Practical synthesis of manganese oxide MnO2·0.5H2O for an advanced and applicable lithium ion-sieve

Solid-phase reactions were used for the synthetization of the spinel Li1.6Mn1.6O4 powder and the lithium ion-sieve MnO2·0.5H2O was subsequently obtained by the leaching of the lithium. The physical characterization showed that the polycrystalline precursor and the MnO2·0.5H2O were nearly pure spinel, as well as that during the process of the adsorption-desorption, the structural stability was high. The Langmuir isotherm and pseudo second-order kinetics model showed consistency with the adsorption behavior, which indicated the presence of homogeneous adsorption sites for the lithium adsorption and that its process was chemisorption.
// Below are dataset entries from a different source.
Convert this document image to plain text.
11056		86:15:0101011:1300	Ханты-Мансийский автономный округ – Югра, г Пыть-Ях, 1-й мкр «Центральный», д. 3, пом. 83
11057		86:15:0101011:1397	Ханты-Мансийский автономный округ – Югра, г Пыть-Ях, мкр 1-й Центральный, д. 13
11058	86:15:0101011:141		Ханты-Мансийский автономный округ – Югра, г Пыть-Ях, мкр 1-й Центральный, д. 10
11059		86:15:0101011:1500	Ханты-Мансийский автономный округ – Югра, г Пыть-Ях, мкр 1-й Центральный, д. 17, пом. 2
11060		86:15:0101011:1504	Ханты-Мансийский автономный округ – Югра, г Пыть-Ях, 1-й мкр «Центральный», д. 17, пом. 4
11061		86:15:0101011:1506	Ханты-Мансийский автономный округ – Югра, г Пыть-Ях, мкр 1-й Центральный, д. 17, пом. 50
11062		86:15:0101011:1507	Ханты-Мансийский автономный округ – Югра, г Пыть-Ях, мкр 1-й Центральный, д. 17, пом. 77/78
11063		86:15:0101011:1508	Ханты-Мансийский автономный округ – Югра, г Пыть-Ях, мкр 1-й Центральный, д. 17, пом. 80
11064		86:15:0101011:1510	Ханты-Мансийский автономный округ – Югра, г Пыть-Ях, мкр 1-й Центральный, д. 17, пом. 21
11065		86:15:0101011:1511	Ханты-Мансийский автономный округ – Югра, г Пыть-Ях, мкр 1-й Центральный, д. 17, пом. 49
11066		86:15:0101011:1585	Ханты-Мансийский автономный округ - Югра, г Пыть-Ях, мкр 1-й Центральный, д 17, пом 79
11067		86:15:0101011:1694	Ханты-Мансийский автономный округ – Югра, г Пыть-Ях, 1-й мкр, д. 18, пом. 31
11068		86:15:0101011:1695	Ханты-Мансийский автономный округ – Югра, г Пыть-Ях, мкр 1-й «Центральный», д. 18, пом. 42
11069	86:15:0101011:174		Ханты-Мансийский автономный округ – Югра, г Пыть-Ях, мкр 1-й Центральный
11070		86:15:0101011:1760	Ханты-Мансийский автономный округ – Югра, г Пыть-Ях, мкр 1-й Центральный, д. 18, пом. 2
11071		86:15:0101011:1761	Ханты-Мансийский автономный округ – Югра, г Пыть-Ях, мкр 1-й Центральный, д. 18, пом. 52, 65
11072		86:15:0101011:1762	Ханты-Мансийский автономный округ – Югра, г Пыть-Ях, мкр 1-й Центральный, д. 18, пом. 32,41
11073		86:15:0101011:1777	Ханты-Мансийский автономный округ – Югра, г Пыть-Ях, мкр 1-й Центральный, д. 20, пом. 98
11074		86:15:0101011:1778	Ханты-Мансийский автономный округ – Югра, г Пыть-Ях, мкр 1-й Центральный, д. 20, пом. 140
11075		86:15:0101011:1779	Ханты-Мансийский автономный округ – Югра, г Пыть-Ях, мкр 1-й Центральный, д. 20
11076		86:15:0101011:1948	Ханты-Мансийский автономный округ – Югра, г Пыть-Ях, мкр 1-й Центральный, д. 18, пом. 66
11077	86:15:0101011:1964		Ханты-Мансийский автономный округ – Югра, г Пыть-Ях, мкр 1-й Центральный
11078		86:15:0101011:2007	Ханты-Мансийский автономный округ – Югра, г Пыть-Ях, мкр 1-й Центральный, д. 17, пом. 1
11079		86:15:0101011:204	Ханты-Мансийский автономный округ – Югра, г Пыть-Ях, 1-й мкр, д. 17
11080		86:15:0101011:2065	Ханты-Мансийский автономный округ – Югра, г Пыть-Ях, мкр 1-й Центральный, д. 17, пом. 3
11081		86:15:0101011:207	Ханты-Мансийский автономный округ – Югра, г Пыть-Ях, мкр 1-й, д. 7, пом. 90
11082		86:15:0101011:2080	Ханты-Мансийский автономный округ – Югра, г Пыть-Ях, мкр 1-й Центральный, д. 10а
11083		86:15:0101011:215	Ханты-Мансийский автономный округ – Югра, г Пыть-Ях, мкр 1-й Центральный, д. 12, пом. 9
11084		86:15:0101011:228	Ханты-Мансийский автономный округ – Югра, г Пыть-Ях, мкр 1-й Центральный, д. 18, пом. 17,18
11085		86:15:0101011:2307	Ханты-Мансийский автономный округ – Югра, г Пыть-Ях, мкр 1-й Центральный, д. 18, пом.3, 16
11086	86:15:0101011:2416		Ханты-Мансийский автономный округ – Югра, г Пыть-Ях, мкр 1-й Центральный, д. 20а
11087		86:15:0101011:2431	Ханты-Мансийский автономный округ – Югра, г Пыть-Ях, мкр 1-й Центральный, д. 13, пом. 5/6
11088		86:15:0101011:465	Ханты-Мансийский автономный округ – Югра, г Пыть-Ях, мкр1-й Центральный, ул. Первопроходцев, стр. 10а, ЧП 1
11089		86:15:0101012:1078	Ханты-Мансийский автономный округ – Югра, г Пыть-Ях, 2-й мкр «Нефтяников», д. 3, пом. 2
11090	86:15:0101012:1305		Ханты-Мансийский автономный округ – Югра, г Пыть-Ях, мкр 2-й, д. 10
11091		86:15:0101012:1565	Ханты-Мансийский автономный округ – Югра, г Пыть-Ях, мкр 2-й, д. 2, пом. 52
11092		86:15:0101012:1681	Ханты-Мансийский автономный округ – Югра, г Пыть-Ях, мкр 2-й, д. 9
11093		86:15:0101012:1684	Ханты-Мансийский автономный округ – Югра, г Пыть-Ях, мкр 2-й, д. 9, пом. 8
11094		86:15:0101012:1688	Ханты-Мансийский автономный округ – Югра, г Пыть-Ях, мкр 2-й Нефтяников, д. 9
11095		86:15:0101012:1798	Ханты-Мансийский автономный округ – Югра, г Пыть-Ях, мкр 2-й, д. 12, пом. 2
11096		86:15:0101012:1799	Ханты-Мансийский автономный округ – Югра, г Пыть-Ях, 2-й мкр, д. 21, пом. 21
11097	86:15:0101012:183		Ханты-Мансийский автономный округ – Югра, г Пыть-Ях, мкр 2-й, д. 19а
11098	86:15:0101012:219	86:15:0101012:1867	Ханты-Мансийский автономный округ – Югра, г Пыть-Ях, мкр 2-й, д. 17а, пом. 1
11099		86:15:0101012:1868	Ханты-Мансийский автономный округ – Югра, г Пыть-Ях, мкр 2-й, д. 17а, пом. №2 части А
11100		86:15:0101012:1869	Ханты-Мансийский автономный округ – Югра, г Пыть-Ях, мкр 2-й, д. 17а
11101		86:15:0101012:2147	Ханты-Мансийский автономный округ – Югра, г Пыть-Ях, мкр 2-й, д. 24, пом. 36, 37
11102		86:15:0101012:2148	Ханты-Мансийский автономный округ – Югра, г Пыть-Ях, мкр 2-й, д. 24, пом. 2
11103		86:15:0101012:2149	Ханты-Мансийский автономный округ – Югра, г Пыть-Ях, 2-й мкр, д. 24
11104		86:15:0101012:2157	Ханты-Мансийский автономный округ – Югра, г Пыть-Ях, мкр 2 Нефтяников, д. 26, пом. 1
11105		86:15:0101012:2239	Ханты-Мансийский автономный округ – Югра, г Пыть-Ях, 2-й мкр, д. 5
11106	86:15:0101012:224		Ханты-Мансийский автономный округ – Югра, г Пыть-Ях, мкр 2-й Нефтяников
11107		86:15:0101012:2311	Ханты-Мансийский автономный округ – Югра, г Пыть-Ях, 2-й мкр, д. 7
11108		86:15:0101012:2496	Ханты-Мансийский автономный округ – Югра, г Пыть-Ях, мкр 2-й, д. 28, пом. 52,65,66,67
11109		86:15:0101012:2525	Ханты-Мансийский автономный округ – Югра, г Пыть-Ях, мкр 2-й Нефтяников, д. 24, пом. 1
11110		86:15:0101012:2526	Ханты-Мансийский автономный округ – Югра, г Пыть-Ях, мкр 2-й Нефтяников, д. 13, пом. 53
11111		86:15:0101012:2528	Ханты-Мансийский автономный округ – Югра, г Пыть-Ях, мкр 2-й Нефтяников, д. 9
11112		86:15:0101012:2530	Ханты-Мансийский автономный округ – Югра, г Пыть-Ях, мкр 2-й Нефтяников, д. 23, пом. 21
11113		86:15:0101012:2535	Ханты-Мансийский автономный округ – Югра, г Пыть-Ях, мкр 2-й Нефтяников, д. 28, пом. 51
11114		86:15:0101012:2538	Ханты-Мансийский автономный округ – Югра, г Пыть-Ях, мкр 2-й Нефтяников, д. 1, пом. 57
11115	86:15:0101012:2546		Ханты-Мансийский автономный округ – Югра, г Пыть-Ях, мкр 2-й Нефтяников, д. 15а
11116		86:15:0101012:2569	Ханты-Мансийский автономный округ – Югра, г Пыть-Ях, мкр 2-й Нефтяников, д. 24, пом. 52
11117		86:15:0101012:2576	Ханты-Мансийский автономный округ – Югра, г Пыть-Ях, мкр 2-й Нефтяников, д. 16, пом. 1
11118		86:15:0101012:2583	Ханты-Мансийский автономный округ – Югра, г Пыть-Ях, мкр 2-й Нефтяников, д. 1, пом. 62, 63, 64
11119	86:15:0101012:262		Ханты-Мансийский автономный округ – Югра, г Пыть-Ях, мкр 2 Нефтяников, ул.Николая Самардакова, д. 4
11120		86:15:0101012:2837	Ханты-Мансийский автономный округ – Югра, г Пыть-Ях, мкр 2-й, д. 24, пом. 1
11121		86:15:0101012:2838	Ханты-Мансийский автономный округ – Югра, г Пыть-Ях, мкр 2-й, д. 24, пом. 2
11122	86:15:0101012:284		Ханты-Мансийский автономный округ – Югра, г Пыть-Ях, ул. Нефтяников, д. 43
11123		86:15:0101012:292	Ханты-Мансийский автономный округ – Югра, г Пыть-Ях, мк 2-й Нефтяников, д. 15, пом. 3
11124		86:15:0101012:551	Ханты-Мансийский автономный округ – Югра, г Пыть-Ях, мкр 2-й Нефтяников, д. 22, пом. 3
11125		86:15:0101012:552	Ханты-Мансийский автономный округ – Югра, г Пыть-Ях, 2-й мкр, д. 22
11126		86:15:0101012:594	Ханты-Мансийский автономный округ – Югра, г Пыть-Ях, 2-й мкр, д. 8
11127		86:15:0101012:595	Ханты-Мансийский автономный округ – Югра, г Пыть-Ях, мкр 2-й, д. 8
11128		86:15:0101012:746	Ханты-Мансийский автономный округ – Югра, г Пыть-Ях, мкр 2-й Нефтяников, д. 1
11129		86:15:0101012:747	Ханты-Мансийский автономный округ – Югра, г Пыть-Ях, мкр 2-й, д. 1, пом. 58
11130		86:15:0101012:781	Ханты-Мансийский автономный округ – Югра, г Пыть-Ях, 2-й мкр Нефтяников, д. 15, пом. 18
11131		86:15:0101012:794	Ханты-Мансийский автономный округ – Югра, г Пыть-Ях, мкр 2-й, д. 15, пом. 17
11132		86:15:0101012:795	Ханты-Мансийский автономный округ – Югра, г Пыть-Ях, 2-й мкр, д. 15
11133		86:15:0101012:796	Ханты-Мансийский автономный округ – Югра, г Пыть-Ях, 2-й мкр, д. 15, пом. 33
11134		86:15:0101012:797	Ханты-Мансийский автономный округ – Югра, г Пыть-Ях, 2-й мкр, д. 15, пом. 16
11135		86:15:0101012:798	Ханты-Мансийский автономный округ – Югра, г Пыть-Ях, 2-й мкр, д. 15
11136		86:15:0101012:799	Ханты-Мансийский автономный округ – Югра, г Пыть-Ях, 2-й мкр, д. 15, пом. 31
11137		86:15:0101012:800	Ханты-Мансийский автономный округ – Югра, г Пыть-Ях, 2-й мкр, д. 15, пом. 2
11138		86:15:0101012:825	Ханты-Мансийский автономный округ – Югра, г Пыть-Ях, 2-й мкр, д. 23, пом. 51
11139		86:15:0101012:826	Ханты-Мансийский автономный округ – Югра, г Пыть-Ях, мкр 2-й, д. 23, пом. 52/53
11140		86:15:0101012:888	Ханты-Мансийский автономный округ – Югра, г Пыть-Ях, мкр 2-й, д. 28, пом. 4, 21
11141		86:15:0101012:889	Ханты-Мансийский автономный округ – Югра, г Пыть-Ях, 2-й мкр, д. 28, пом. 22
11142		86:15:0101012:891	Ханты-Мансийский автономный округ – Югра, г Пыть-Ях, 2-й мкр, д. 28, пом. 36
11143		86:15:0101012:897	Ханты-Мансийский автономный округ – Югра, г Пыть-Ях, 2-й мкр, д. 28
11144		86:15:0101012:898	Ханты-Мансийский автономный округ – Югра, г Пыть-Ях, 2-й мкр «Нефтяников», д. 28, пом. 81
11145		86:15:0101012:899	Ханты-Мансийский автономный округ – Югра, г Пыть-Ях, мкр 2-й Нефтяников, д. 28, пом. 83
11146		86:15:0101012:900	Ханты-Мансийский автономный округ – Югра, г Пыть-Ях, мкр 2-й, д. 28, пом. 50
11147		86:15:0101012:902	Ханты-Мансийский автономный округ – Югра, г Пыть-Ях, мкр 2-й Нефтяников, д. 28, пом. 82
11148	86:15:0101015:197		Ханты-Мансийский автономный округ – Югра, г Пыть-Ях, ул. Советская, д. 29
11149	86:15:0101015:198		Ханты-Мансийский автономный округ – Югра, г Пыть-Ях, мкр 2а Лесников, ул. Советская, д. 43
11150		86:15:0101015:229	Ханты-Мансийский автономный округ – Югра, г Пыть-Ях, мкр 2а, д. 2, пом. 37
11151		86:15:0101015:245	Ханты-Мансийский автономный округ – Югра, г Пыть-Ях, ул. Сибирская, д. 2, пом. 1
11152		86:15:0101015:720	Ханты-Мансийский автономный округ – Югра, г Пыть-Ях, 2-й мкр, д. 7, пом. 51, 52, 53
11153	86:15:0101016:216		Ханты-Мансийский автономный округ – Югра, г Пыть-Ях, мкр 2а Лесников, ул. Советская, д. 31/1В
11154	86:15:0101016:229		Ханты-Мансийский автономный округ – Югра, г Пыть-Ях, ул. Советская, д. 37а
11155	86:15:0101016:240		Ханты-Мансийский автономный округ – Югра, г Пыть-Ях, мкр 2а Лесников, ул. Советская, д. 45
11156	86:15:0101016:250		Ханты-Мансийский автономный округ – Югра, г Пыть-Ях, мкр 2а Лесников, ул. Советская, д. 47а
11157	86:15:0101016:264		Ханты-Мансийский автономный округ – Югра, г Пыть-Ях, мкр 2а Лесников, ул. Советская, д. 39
Adsorbents were found to remain being characterized with a relatively high Li+ uptake (26.13 ​mg ​g−1) with low manganese extracted (1.71%) after the circulation experiment was performed up to 5 times, proving a significant repeatability and stability for the lithium ion-sieve. The concentration factors exhibited the highly selective adsorption capacity for absorbent from Qarhan raw brine with high concentrations of Na+, K+, Ca2+, Mg2+. The adsorbents could be efficiently used for Li+ recovery from Salt Lake brine as well as its excellent potential for further application.